Beliefnet

Is Hamas Amalek? I have no idea. Also I do not care. It is bad enough that Hamas is Hamas. (Was Hitler Amalek? No, he was worse.) Anyway, Amalek is not all that justifies the use of force. But the important point is that Amalek justifies nothing but the use of force. There is no other solution to the Amalek problem. And that is why all this pessimism is not only intellectually sloppy, it is also operationally superfluous. It is a view of history that provides no foundation for Israeli restraint, and sometimes restraint is the intelligent policy. Consider this week's calamity. If Netanya was Kristallnacht, then Rishon Letzion was Kristallnacht. The villain in Netanya came from Jenin, and Israel turned its might on Jenin. The villain in Rishon Letzion came from Gaza, but Israel is not turning its might on Gaza. Why not? The logic is the same. The answer, of course, is that this is not the logic of statecraft. If, as the Israeli press is reporting, there may be signs of flexibility on the Palestinian side, it is the duty of the Israeli government to stay its hand and have a look. These signs may be false; but too many people have perished not to take their measure. The exploration of opportunities for accommodation and understanding is a matter of both prudence and principle. It may be that Ariel Sharon, of all people, has comprehended this. As long as the prime minister of Israel continues to speak of the eventual establishment of a Palestinian state, Kristallnacht is over. (For Netanyahu, by contrast, every Nacht is Kristallnacht.)
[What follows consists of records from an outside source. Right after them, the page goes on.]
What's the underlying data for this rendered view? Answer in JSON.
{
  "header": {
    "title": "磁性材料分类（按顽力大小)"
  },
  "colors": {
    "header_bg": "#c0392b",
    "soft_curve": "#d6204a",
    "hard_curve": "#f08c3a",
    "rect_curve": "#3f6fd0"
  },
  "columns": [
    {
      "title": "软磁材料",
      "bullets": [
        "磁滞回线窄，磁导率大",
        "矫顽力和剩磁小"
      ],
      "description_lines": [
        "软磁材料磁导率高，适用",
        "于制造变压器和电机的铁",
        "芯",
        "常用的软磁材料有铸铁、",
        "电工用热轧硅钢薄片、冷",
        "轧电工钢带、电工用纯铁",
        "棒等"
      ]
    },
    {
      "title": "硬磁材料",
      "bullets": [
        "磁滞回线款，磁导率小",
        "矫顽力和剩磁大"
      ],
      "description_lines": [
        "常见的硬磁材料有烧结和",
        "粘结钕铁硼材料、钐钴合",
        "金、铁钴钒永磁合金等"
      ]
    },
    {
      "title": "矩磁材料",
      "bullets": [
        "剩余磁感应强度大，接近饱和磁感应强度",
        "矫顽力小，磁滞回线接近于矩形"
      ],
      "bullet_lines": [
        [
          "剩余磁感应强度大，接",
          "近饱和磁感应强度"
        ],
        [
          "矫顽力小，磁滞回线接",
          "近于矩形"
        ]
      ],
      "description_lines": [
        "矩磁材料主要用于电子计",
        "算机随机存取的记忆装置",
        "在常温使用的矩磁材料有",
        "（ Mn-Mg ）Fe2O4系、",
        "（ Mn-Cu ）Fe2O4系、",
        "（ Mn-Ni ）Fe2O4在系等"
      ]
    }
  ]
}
The fright of American Jewry is owed also to a new recognition of the reality of antiSemitism. Up to a point, this is as it should be: The happiness of the Jews in the United States certainly demands a regular refreshment of their awareness of evil. There is something a little odd, though, about the shock with which the news of European anti-Semitism has been met, since it is for the Jews the oldest news. There was one blessing, and one blessing only, that the Second World War conferred upon the Jewish people, and it is that the future of the Jewish people forever departed Europe. Anti-Semitism in Europe must be fought, but not with the confidence that this will be a European fight, too. European nationalism includes no conception of the multiethnic state. European culture is permeated with a contempt for otherness. Indeed, the moral incompetence of European culture with regard to otherness now falls more heavily upon Muslims than upon Jews.

The acknowledgment of contemporary anti-Semitism must be followed by an analysis of contemporary anti-Semitism, so that the magnitude of the danger may be soberly assessed. Is the peril "as great, if not greater" than the peril of the 1930s? I do not see it. Jewish history now consists essentially in a competition for the Jewish future between Israel and the United States, between the blandishments of sovereignty and the blandishments of pluralism; it is a friendly competition, and by the standards of Jewish experience it is an embarrassment of riches. In many significant ways, the Jewish present is discontinuous with the Jewish past, and some of these discontinuities will stand among the finest accomplishments of Jewish history, though the ruptures were sometimes very bruising. The predicament of contemporary Jewry cannot be correctly understood except in terms of these saving discontinuities. Anti-Semitism has not disappeared, obviously; but Zionism was not premised on the expectation that anti-Semitism would disappear, it was premised on the expectation that anti-Semitism would not disappear, and in the United States the prejudice has never been granted political or philosophical legitimacy. (It was the legitimacy of Jew-hatred in European society that made it lethal.)

In Israel and in the United States, moreover, the Jews found not only safety, but also strength. The blandishments of pluralism in America have included the fierce and unembarrassed pursuit of Jewish interests, and so brilliantly that the American Jewish community has become the model for what an ethnic group can accomplish in such conditions of freedom. The blandishments of sovereignty in Israel have conspicuously included military power. Suicide bombs are sickening; but it is the Israelis who command an army and an air force, and also a nuclear arsenal. These instruments of warfare are themselves conclusions properly drawn from a severe history in which Jews lacked the means of self-reliance and self-defense. There is nothing vexing about the strength of the Jewish state, though there may be something vexing in the manner in which the Jewish state sometimes (but not often) exercises its strength. And military power has political purposes as well as military purposes.

So Israel has adversaries, but Israel is stronger than its adversaries. That is why the real threat to Israel comes not from Jenin and Gaza, but from Baghdad and Tehran; not from booby-trapped casbahs, but from advanced missile technologies. But not even that threat, and it is grave, can be accurately compared to the plight of the Jews in Hitler's Europe. The comparison breaks down over more than the fact that this time the Jews have a spectacular deterrent. The Jews in the 1930s and 1940s were fighting, when they fought, for nothing more than a splendid death. They knew that the fight was futile, which makes their courage almost unbearable to contemplate. The Jews in Israel have no reason to believe that the fight is futile. And they are fighting for their home.